Oyun Sahnesinde Travmanın Gölgesi
Bazı çocuklar oyuncaklarını döver, bazıları hep aynı korkutucu sahneyi canlandırır. Kimi çocuk kahramanları sürekli kaybederken, kimi ise oyunda hep cezalandırılan, başarısız ya da yalnız kalan figür olur. Bu oyunlarda geçen temalar çoğunlukla çocuğun gerçek hayatındaki duygusal deneyimlerinin yansımasıdır:
- Yeniden edilen kayıplar: “Annem hep geri geliyor ama hiç kalmıyor.”
- Kontrol takıntısı: “Herkes sadece benim dediğimi yapmak zorunda.”
- Cezalandırma senaryoları: “Bu bebek yaramazlık yaptı, şimdi cezalandırılacak.”

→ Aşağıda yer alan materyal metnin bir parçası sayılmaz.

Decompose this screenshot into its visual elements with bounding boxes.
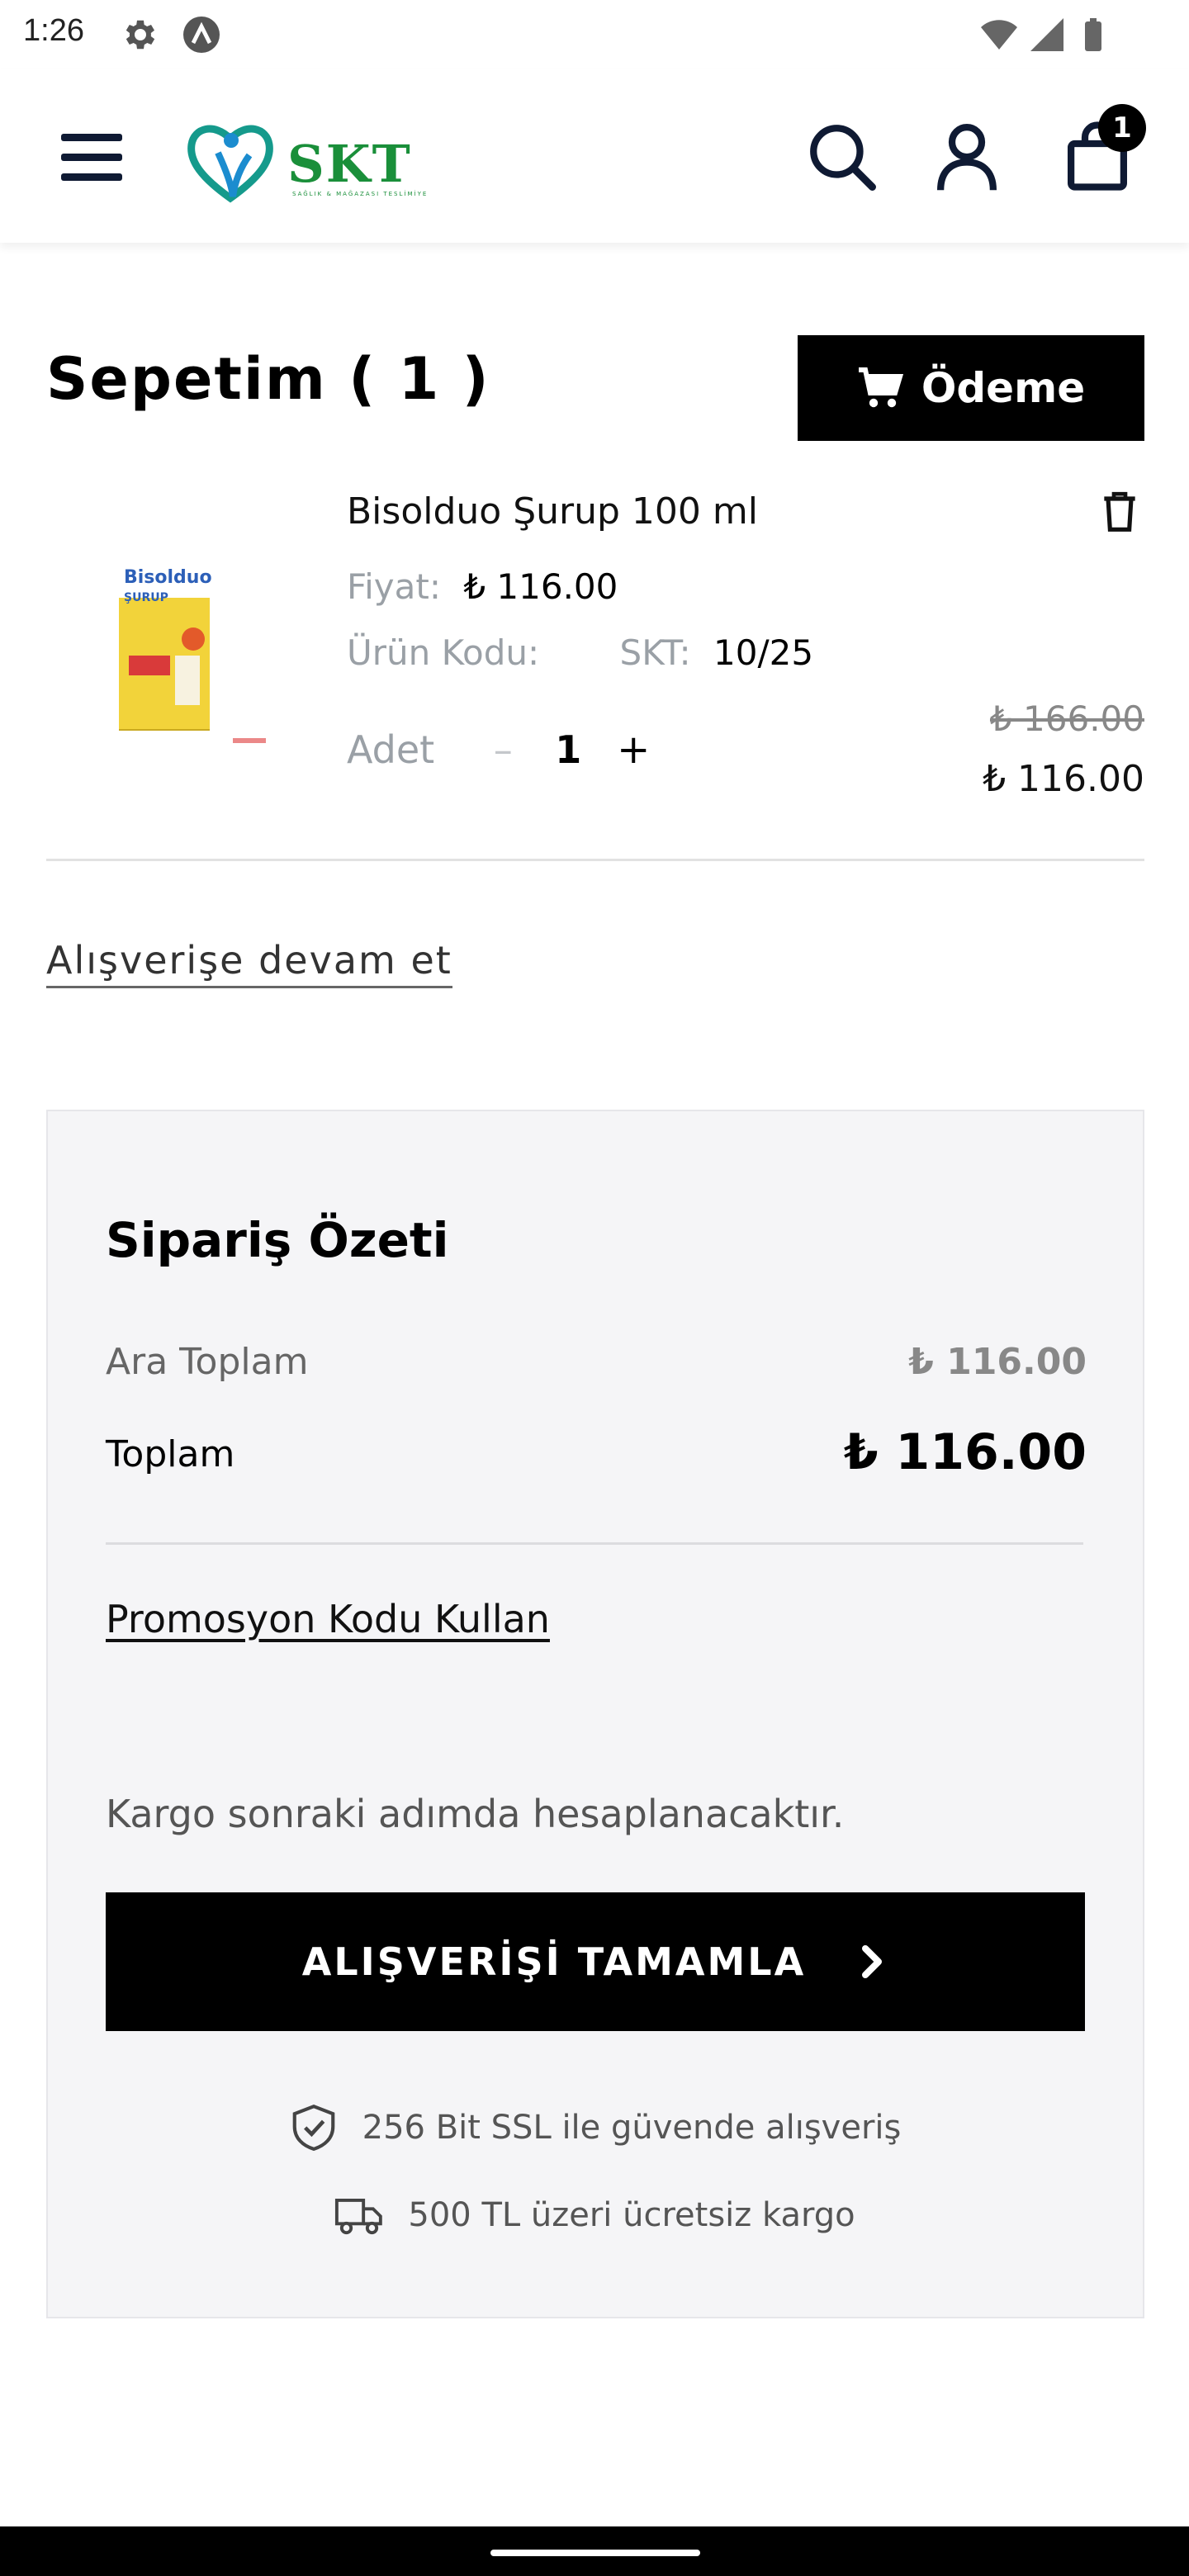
skt-value: 10/25: [713, 632, 814, 673]
subtotal-label: Ara Toplam: [106, 1341, 309, 1383]
svg-text:Bisolduo: Bisolduo: [124, 567, 212, 588]
checkout-label: Ödeme: [921, 364, 1086, 412]
trash-icon[interactable]: [1097, 487, 1143, 533]
total-value: ₺ 116.00: [843, 1423, 1087, 1481]
svg-text:SKT: SKT: [287, 134, 412, 194]
user-icon[interactable]: [930, 119, 1004, 193]
site-header: SKT SAĞLIK & MAĞAZASI TESLİMİYE 1: [0, 69, 1189, 243]
product-image[interactable]: Bisolduo ŞURUP: [86, 540, 284, 779]
unit-price: ₺ 116.00: [463, 566, 618, 607]
quantity-stepper: Adet – 1 +: [347, 727, 654, 773]
promo-code-link[interactable]: Promosyon Kodu Kullan: [106, 1597, 550, 1641]
shield-check-icon: [292, 2104, 334, 2151]
page-title: Sepetim ( 1 ): [46, 345, 490, 413]
site-logo[interactable]: SKT SAĞLIK & MAĞAZASI TESLİMİYE: [185, 116, 449, 206]
ssl-text: 256 Bit SSL ile güvende alışveriş: [362, 2109, 902, 2147]
wifi-icon: [981, 20, 1017, 50]
continue-shopping-link[interactable]: Alışverişe devam et: [46, 938, 452, 988]
ssl-info: 256 Bit SSL ile güvende alışveriş: [0, 2102, 1189, 2153]
order-summary-title: Sipariş Özeti: [106, 1212, 449, 1268]
cart-icon: [858, 367, 903, 408]
quantity-label: Adet: [347, 727, 435, 772]
complete-purchase-label: ALIŞVERİŞİ TAMAMLA: [301, 1939, 807, 1984]
shipping-note: Kargo sonraki adımda hesaplanacaktır.: [106, 1792, 845, 1836]
svg-text:ŞURUP: ŞURUP: [124, 591, 168, 604]
quantity-value[interactable]: 1: [552, 727, 585, 772]
free-shipping-text: 500 TL üzeri ücretsiz kargo: [408, 2196, 855, 2234]
svg-text:SAĞLIK & MAĞAZASI TESLİMİYE: SAĞLIK & MAĞAZASI TESLİMİYE: [292, 190, 428, 197]
truck-icon: [335, 2198, 383, 2235]
logo-mark-icon: SKT SAĞLIK & MAĞAZASI TESLİMİYE: [187, 125, 428, 203]
checkout-button[interactable]: Ödeme: [798, 335, 1144, 441]
price-line: Fiyat: ₺ 116.00: [347, 566, 618, 607]
complete-purchase-button[interactable]: ALIŞVERİŞİ TAMAMLA: [106, 1892, 1085, 2031]
chevron-right-icon: [862, 1945, 883, 1978]
summary-divider: [106, 1542, 1083, 1545]
status-time: 1:26: [23, 13, 84, 48]
search-icon[interactable]: [804, 119, 879, 193]
price-label: Fiyat:: [347, 566, 441, 607]
free-shipping-info: 500 TL üzeri ücretsiz kargo: [0, 2190, 1189, 2241]
old-price: ₺ 166.00: [989, 698, 1144, 739]
quantity-increase-button[interactable]: +: [613, 727, 654, 773]
divider: [46, 859, 1144, 861]
status-bar: 1:26: [0, 0, 1189, 69]
cart-count-badge: 1: [1098, 104, 1146, 152]
battery-icon: [1085, 18, 1101, 51]
total-label: Toplam: [106, 1433, 235, 1475]
quantity-decrease-button[interactable]: –: [482, 727, 523, 772]
menu-button[interactable]: [61, 134, 122, 182]
settings-gear-icon: [126, 20, 155, 50]
skt-label: SKT:: [619, 632, 691, 673]
product-name[interactable]: Bisolduo Şurup 100 ml: [347, 490, 758, 533]
product-code-label: Ürün Kodu:: [347, 632, 540, 673]
line-total-price: ₺ 116.00: [983, 758, 1144, 800]
app-a-icon: [183, 17, 220, 53]
code-line: Ürün Kodu: SKT: 10/25: [347, 632, 813, 673]
home-gesture-handle[interactable]: [490, 2550, 700, 2556]
subtotal-value: ₺ 116.00: [908, 1341, 1087, 1383]
signal-icon: [1030, 18, 1063, 51]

- Kurtarılamayan karakterler: “Yangın var ama itfaiye hep geç kalıyor.”
“Çocukların davranışları, yaşadıkları travmaların yankısıdır.”
– Dr. Bruce Perry
Her Sakin Oyun, Güvenli Anlamına Gelmez
Bazı çocuklar görünüşte ‘sakin’ ve ‘normal’ oyunlar oynasa da, alt metin duygusal açıdan oldukça yüklüdür. Bir bebek sürekli yalnız bırakılıyorsa, bir karakter her seferinde alınmıyorsa, bu oyunların mesajı ‘ben terk edildim’ olabilir. Bu durum, özellikle duygusal ihmal yaşayan çocuklarda sık görülür. Travmatik oyunlar her zaman yüksek sesle bağırmaz. Bazen sessiz, bazen yavaş ama her zaman bir mesaj taşır. Ebeveynlerin ve uzmanların bu mesajları duyması, çocuğun iyileşme sürecine atılacak ilk adım olabilir.

Uzmanlar ve Aileler İçin Yol Haritası
Oyunları dikkatle izleyen bir yetişkin, çocuğun iç dünyasına tanıklık eder. Ancak bu tanıklık yargısız ve anlayış dolu olmalıdır. Aksi takdirde çocuk duygularını yeniden bastırır, oyun aracılığıyla sağaltım sağlayamaz. İşte dikkat edilmesi gereken bazı noktalar:
- Oyun yönlendirilmemeli, gözlemlenmelidir.
- Çocuğun duyguları yansıtılmalı: “Bu karakter çok üzgün görünüyor, ne olmuş
olabilir?” - Aynı oyunun sürekli tekrarı fark edilmeli.
- Yoğun duyguların oyuna eşlik ettiği durumlarda bir çocuk psikoloğuna
başvurulmalıdır.
“Çocuğa kendini ifade edebileceği bir alan verin, o zaman size kim olduğunu gösterecektir.”
– Virginia Axline

Terapide Travmatik Oyunun Dönnüşümü
Oyun terapisi, çocukların duygularını anlamlandırmasına ve düzenlemesine yardımcı olur. Travmatik oyunlar, uygun bir terapi ortamında çocuğun duygusal yüklerini boşalttığı ve güvenli bağ kurmayı yeniden deneyimlediği sahnelere dönüşebilir. Terapist, çocuğun oyununa eşlik eder; yargılamaz, düzeltmez ama duyguları aynalar. Bu süreçte çocuk, oyun içindeki çatışmaları çözerken gerçek hayata dair daha sağlıklı tepkiler geliştirmeyi öğrenir.
Sonuç: Oyun, Çocuğun Ruh Haritasıdır
Bir çocuğun oyunu, onun ruhsal haritasıdır. Bu harita bazen kayıplarla, korkularla ve çaresizlikle doludur. Ancak dikkatli bir göz, bu haritadaki işaretleri okuyabilir. Travmatik oyunlar, çocuğun iyileşmek için attığı ilk adımlar olabilir. Bu adımların duyulması, görülmesi ve onarılması için hem uzmanlara hem de ebeveynlere büyük görev düşmektedir.